Of all the local stations, only Channel 2 largely stayed off the charity-go-round -- maybe because it was so busy lining up advertisers to pay for its other attractions.
Let's Make a Deal
On Denver newscasts, the advertisements don't end when each block of commercials fades to black. Stations also sell sponsorships for portions of programs, giving companies five- to ten-second graphic lead-ins to segments ("This portion of News 4 is sponsored by...") in addition to placement of their spot in the opening slot of the next group of ads. Channel 2 may be the most ardent deal-maker, but the other stations played much the same game, with Channel 4 capping its November 14 "Colorado Millennium 2000" report with valentines to photographer John Fielder (including info about where to buy his latest book) and "Millennium" sponsors such as Public Service Company of Colorado, and all but endorsing participants in its "Companies 4 Colorado" promotion. The implication was that anyone who doesn't patronize these businesses is being unfaithful to the state. Similar subterfuge was at the heart of the relationships between two stations, Channel 9 and Channel 4, and, respectively, the Denver Post and the Rocky Mountain News. Both outlets presented nightly items about what would appear in these newspapers the next morning, but because the stories were merely hinted at, not reported in any tangible way, the segments were essentially commercials masquerading as news. Predictably, the graphics for these regular features were spiffy; unfortunately, they didn't include the word "Advertisement" flashing across the bottom of the screen.
Got the Puff, Daddy?
On Channel 2, soft news -- local or national lifestyle stories, oddball items intended merely to produce a smile -- was given slightly more room than the harder local stuff. That ranking was reversed at the other stations, but each devoted plenty of time to ultra-squishy feature material: 15 percent at Channel 4, 13 percent at Channel 7 and 9 percent at Channel 9.

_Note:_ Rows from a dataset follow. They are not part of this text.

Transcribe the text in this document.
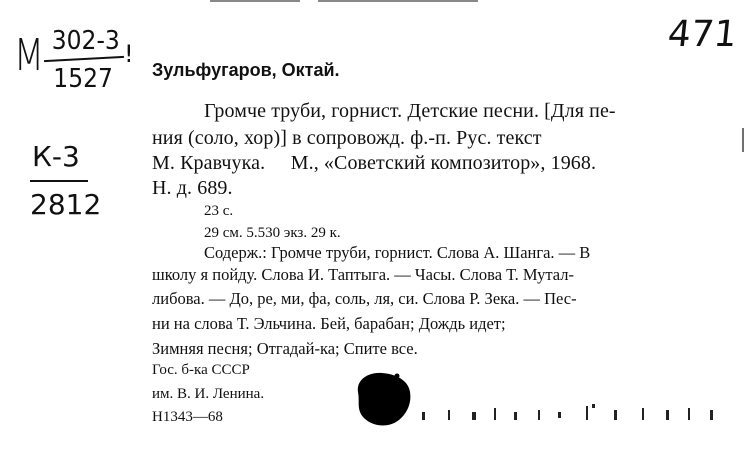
М 302-3
1527
!	471
К-3
2812
Зульфугаров, Октай.
Громче труби, горнист. Детские песни. [Для пе-
ния (соло, хор)] в сопровожд. ф.-п. Рус. текст
М. Кравчука.     М., «Советский композитор», 1968.
Н. д. 689.
23 с.
29 см. 5.530 экз. 29 к.
Содерж.: Громче труби, горнист. Слова А. Шанга. — В
школу я пойду. Слова И. Таптыга. — Часы. Слова Т. Мутал-
либова. — До, ре, ми, фа, соль, ля, си. Слова Р. Зека. — Пес-
ни на слова Т. Эльчина. Бей, барабан; Дождь идет;
Зимняя песня; Отгадай-ка; Спите все.
Гос. б-ка СССР
им. В. И. Ленина.
Н1343—68
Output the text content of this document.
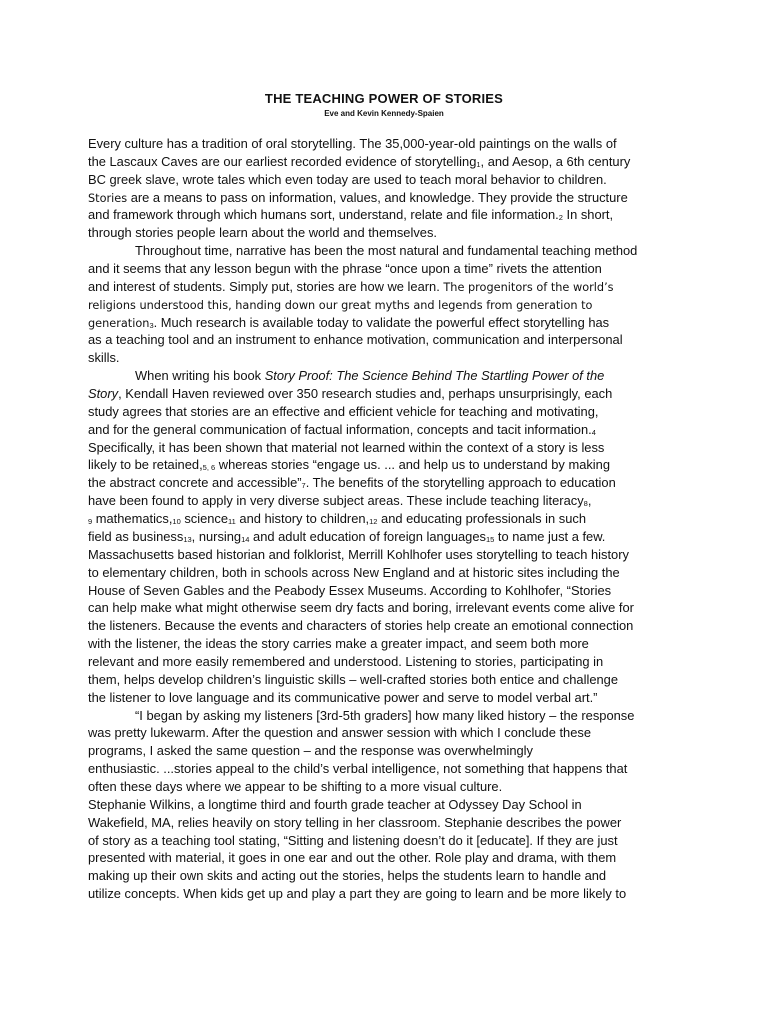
THE TEACHING POWER OF STORIES
Eve and Kevin Kennedy-Spaien
Every culture has a tradition of oral storytelling. The 35,000-year-old paintings on the walls of
the Lascaux Caves are our earliest recorded evidence of storytelling$_1$, and Aesop, a 6th century
BC greek slave, wrote tales which even today are used to teach moral behavior to children.
Stories are a means to pass on information, values, and knowledge. They provide the structure
and framework through which humans sort, understand, relate and file $information._2$ In short,
through stories people learn about the world and themselves.
Throughout time, narrative has been the most natural and fundamental teaching method
and it seems that any lesson begun with the phrase “once upon a time” rivets the attention
and interest of students. Simply put, stories are how we learn. The progenitors of the world’s
religions understood this, handing down our great myths and legends from generation to
generation$_3$. Much research is available today to validate the powerful effect storytelling has
as a teaching tool and an instrument to enhance motivation, communication and interpersonal
skills.
When writing his book Story Proof: The Science Behind The Startling Power of the
Story, Kendall Haven reviewed over 350 research studies and, perhaps unsurprisingly, each
study agrees that stories are an effective and efficient vehicle for teaching and motivating,
and for the general communication of factual information, concepts and tacit $information._4$
Specifically, it has been shown that material not learned within the context of a story is less
likely to be $retained,_{5, 6}$ whereas stories “engage us. ... and help us to understand by making
the abstract concrete and $accessible”_7$. The benefits of the storytelling approach to education
have been found to apply in very diverse subject areas. These include teaching literacy$_8$,
$_9$ $mathematics,_{10}$ science$_{11}$ and history to $children,_{12}$ and educating professionals in such
field as business$_{13}$, nursing$_{14}$ and adult education of foreign languages$_{15}$ to name just a few.
Massachusetts based historian and folklorist, Merrill Kohlhofer uses storytelling to teach history
to elementary children, both in schools across New England and at historic sites including the
House of Seven Gables and the Peabody Essex Museums. According to Kohlhofer, “Stories
can help make what might otherwise seem dry facts and boring, irrelevant events come alive for
the listeners. Because the events and characters of stories help create an emotional connection
with the listener, the ideas the story carries make a greater impact, and seem both more
relevant and more easily remembered and understood. Listening to stories, participating in
them, helps develop children’s linguistic skills – well-crafted stories both entice and challenge
the listener to love language and its communicative power and serve to model verbal art.”
“I began by asking my listeners [3rd-5th graders] how many liked history – the response
was pretty lukewarm. After the question and answer session with which I conclude these
programs, I asked the same question – and the response was overwhelmingly
enthusiastic. ...stories appeal to the child’s verbal intelligence, not something that happens that
often these days where we appear to be shifting to a more visual culture.
Stephanie Wilkins, a longtime third and fourth grade teacher at Odyssey Day School in
Wakefield, MA, relies heavily on story telling in her classroom. Stephanie describes the power
of story as a teaching tool stating, “Sitting and listening doesn’t do it [educate]. If they are just
presented with material, it goes in one ear and out the other. Role play and drama, with them
making up their own skits and acting out the stories, helps the students learn to handle and
utilize concepts. When kids get up and play a part they are going to learn and be more likely to
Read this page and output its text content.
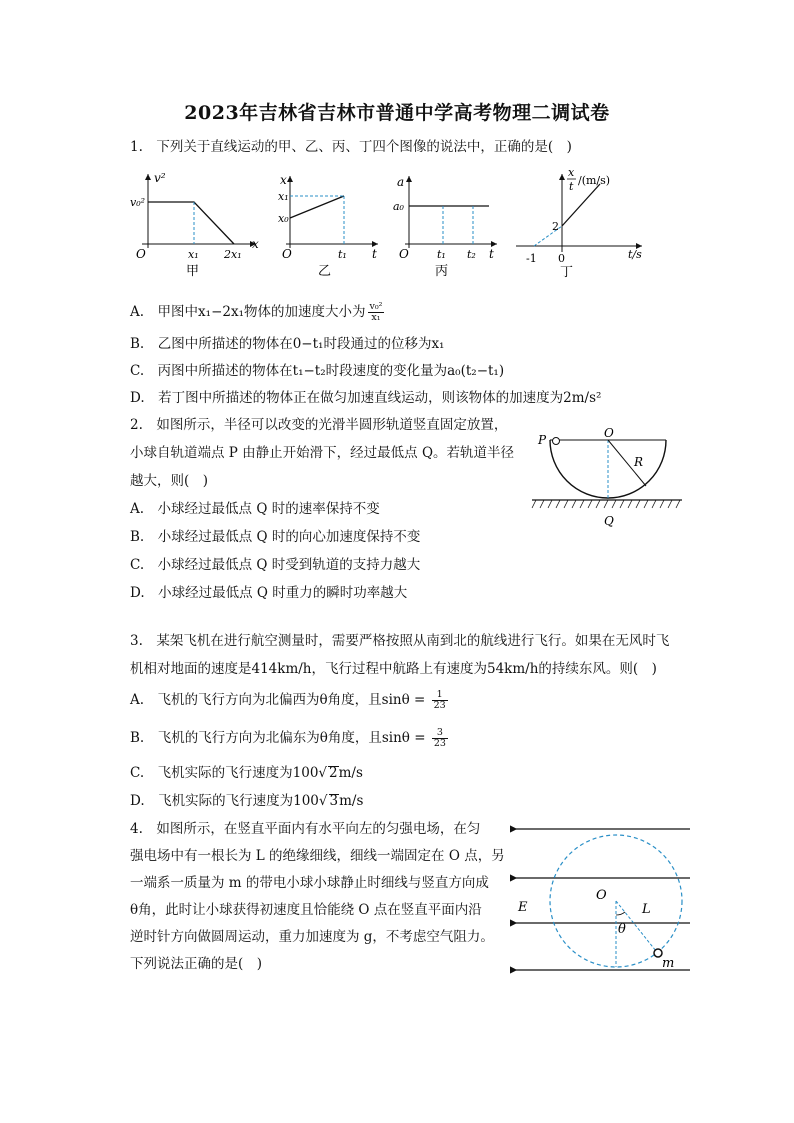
2023年吉林省吉林市普通中学高考物理二调试卷
1.　下列关于直线运动的甲、乙、丙、丁四个图像的说法中，正确的是(　)
v²
v₀²
x
O	x₁ 2x₁
甲
x
x₁
x₀
t
O	t₁
乙
a
a₀
t
O	t₁ t₂
丙
x
t /(m/s)
2
-1 0	t/s
丁
A.　甲图中x₁−2x₁物体的加速度大小为 $\frac{\text{v₀²}}{\text{x₁}}$
B.　乙图中所描述的物体在0−t₁时段通过的位移为x₁
C.　丙图中所描述的物体在t₁−t₂时段速度的变化量为a₀(t₂−t₁)
D.　若丁图中所描述的物体正在做匀加速直线运动，则该物体的加速度为2m/s²
2.　如图所示，半径可以改变的光滑半圆形轨道竖直固定放置，
小球自轨道端点 P 由静止开始滑下，经过最低点 Q。若轨道半径
越大，则(　)
A.　小球经过最低点 Q 时的速率保持不变
B.　小球经过最低点 Q 时的向心加速度保持不变
C.　小球经过最低点 Q 时受到轨道的支持力越大
D.　小球经过最低点 Q 时重力的瞬时功率越大
P	O
R
Q
3.　某架飞机在进行航空测量时，需要严格按照从南到北的航线进行飞行。如果在无风时飞
机相对地面的速度是414km/h，飞行过程中航路上有速度为54km/h的持续东风。则(　)
A.　飞机的飞行方向为北偏西为θ角度，且$\sin\theta = \frac{1}{23}$
B.　飞机的飞行方向为北偏东为θ角度，且$\sin\theta = \frac{3}{23}$
C.　飞机实际的飞行速度为100√ 2m/s
D.　飞机实际的飞行速度为100√ 3m/s
4.　如图所示，在竖直平面内有水平向左的匀强电场，在匀
强电场中有一根长为 L 的绝缘细线，细线一端固定在 O 点，另
一端系一质量为 m 的带电小球小球静止时细线与竖直方向成
θ角，此时让小球获得初速度且恰能绕 O 点在竖直平面内沿
逆时针方向做圆周运动，重力加速度为 g，不考虑空气阻力。
下列说法正确的是(　)
E
O
L
θ
m
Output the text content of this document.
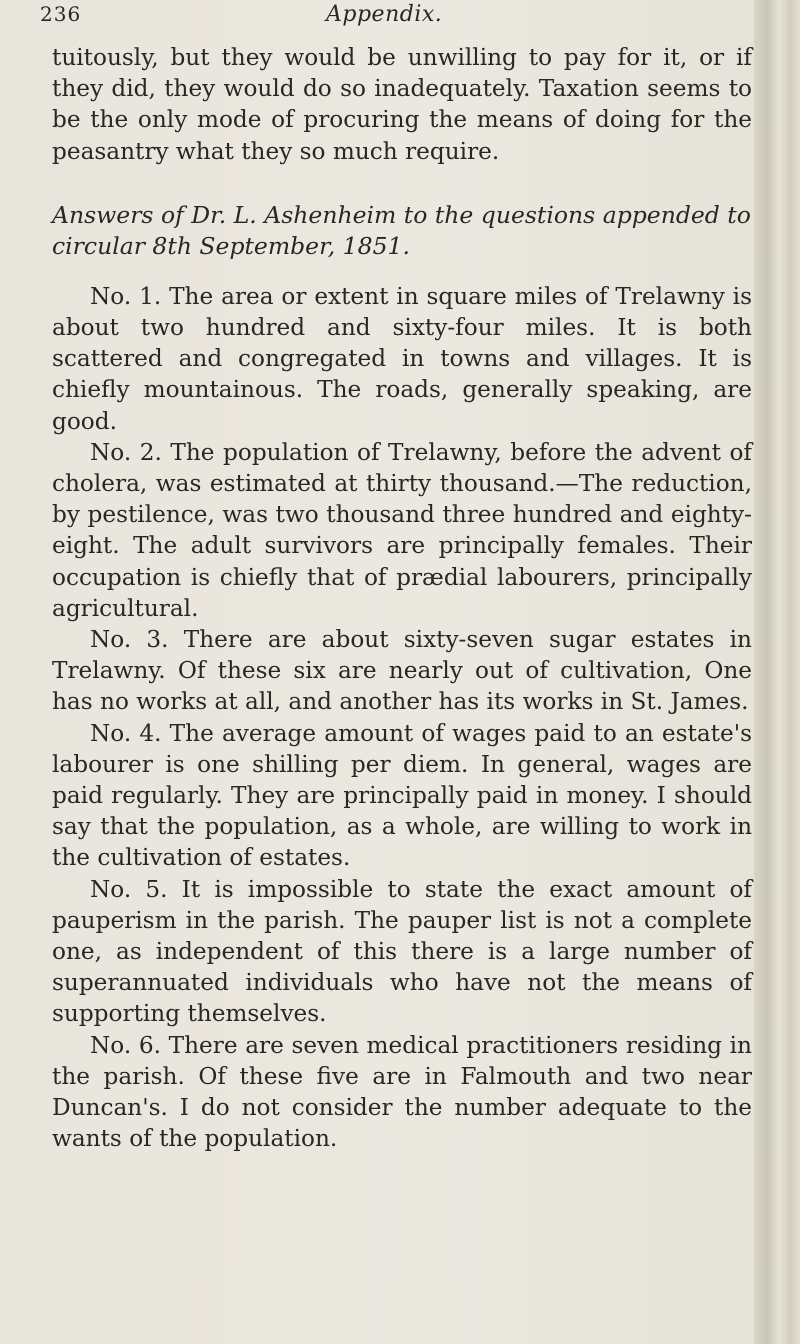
236	Appendix.

tuitously, but they would be unwilling to pay for it, or if they did, they would do so inadequately. Taxation seems to be the only mode of procuring the means of doing for the peasantry what they so much require.

Answers of Dr. L. Ashenheim to the questions appended to circular 8th September, 1851.

No. 1. The area or extent in square miles of Trelawny is about two hundred and sixty-four miles. It is both scattered and congregated in towns and villages. It is chiefly mountainous. The roads, generally speaking, are good.

No. 2. The population of Trelawny, before the advent of cholera, was estimated at thirty thousand.—The reduction, by pestilence, was two thousand three hundred and eighty-eight. The adult survivors are principally females. Their occupation is chiefly that of prædial labourers, principally agricultural.

No. 3. There are about sixty-seven sugar estates in Trelawny. Of these six are nearly out of cultivation, One has no works at all, and another has its works in St. James.

No. 4. The average amount of wages paid to an estate's labourer is one shilling per diem. In general, wages are paid regularly. They are principally paid in money. I should say that the population, as a whole, are willing to work in the cultivation of estates.

No. 5. It is impossible to state the exact amount of pauperism in the parish. The pauper list is not a complete one, as independent of this there is a large number of superannuated individuals who have not the means of supporting themselves.

No. 6. There are seven medical practitioners residing in the parish. Of these five are in Falmouth and two near Duncan's. I do not consider the number adequate to the wants of the population.
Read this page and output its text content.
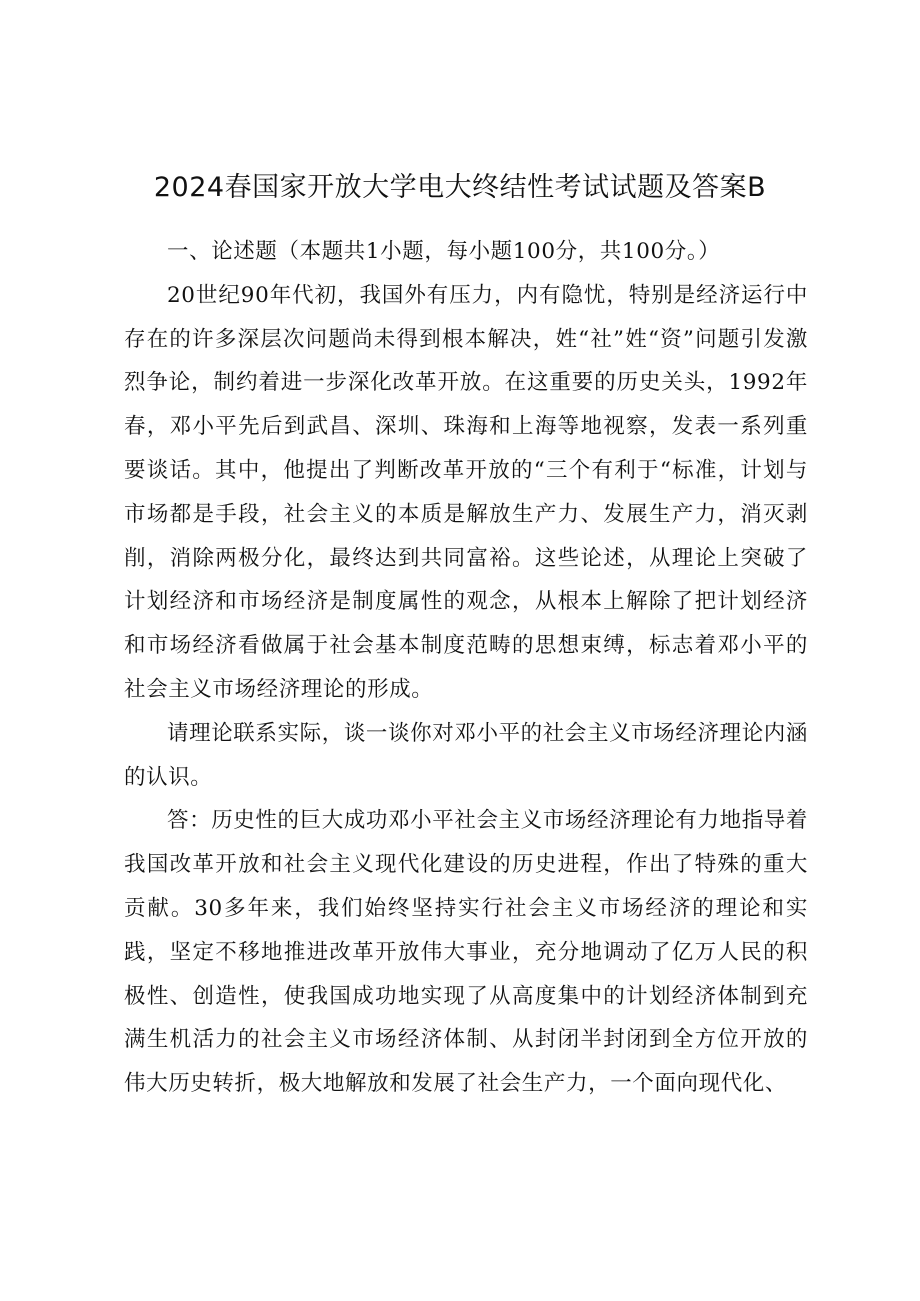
2024春国家开放大学电大终结性考试试题及答案B

一、论述题（本题共1小题，每小题100分，共100分。）

20世纪90年代初，我国外有压力，内有隐忧，特别是经济运行中存在的许多深层次问题尚未得到根本解决，姓“社”姓“资”问题引发激烈争论，制约着进一步深化改革开放。在这重要的历史关头，1992年春，邓小平先后到武昌、深圳、珠海和上海等地视察，发表一系列重要谈话。其中，他提出了判断改革开放的“三个有利于“标准，计划与市场都是手段，社会主义的本质是解放生产力、发展生产力，消灭剥削，消除两极分化，最终达到共同富裕。这些论述，从理论上突破了计划经济和市场经济是制度属性的观念，从根本上解除了把计划经济和市场经济看做属于社会基本制度范畴的思想束缚，标志着邓小平的社会主义市场经济理论的形成。

请理论联系实际，谈一谈你对邓小平的社会主义市场经济理论内涵的认识。

答：历史性的巨大成功邓小平社会主义市场经济理论有力地指导着我国改革开放和社会主义现代化建设的历史进程，作出了特殊的重大贡献。30多年来，我们始终坚持实行社会主义市场经济的理论和实践，坚定不移地推进改革开放伟大事业，充分地调动了亿万人民的积极性、创造性，使我国成功地实现了从高度集中的计划经济体制到充满生机活力的社会主义市场经济体制、从封闭半封闭到全方位开放的伟大历史转折，极大地解放和发展了社会生产力，一个面向现代化、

Some favorite offenders (out of many potential candidates): A November 13 report by Channel 9's Mark Koebrich about a firm helping folks file for their own divorces that was so empty and unquestioning that even weekend anchor Ward Lucas seemed put off by it; an endless November 14 report by Channel 7's Paul Reinertsen about a guy who just happened to buy a house his grandfather once lived in; and a November 14 Paul Day piece on Channel 4 about man-made earthquakes in Denver during the Sixties that was prompted by the airing of a sweeps-month movie, Aftershock, just before the newscast. But even this beaut couldn't compare with an extra-dumb Channel 4 feature on November 13 in which Dr. Dave Hnida argued that beer and pizza aren't terrible for your health if they're consumed in moderation. "The moderation part is what I have a problem with," said weekend anchor Larry Blunt during the thirty seconds of allegedly wacky banter that followed about a prop pizza slice soaking through a napkin on the anchor desk. More beer!
Despite widespread criticism of "happy talk" newscasts, blabber remains endemic in Denver TV news, particularly during transitions from news to weather, from commercial breaks to sports, from sports to commercial breaks and just prior to a show's conclusion. All four stations spent around a minute each night on such vapid dish as Channel 4's Aimee Sporer needling fellow anchor Bill Stuart about his reputedly unaccomplished golf game -- and that doesn't count the unnecessary back-and-forths between anchors and reporters on location or in the studio. These exchanges tended to reiterate previously reported portions of stories, not provide new information; they're there to help identify these talking heads as interested, informed-yet-down-to-earth figures who can relate to you, the home viewer -- whether or not you want them to.
Rain or Shine
The weather report is the most practical part of a newscast; people watch it so that they'll know how many layers they should wear the next day or how early they should start for the airport. But rather than present weather predictions in a succinct fashion, as they did in the alleged "updates" that often popped up near the end of newscasts, Denver TV stations dragged them out to an extraordinary degree, using flamboyant graphics and gewgaws, including computer animation zipping to and fro like circling electrons -- for a single purpose: to keep your ass in your chair.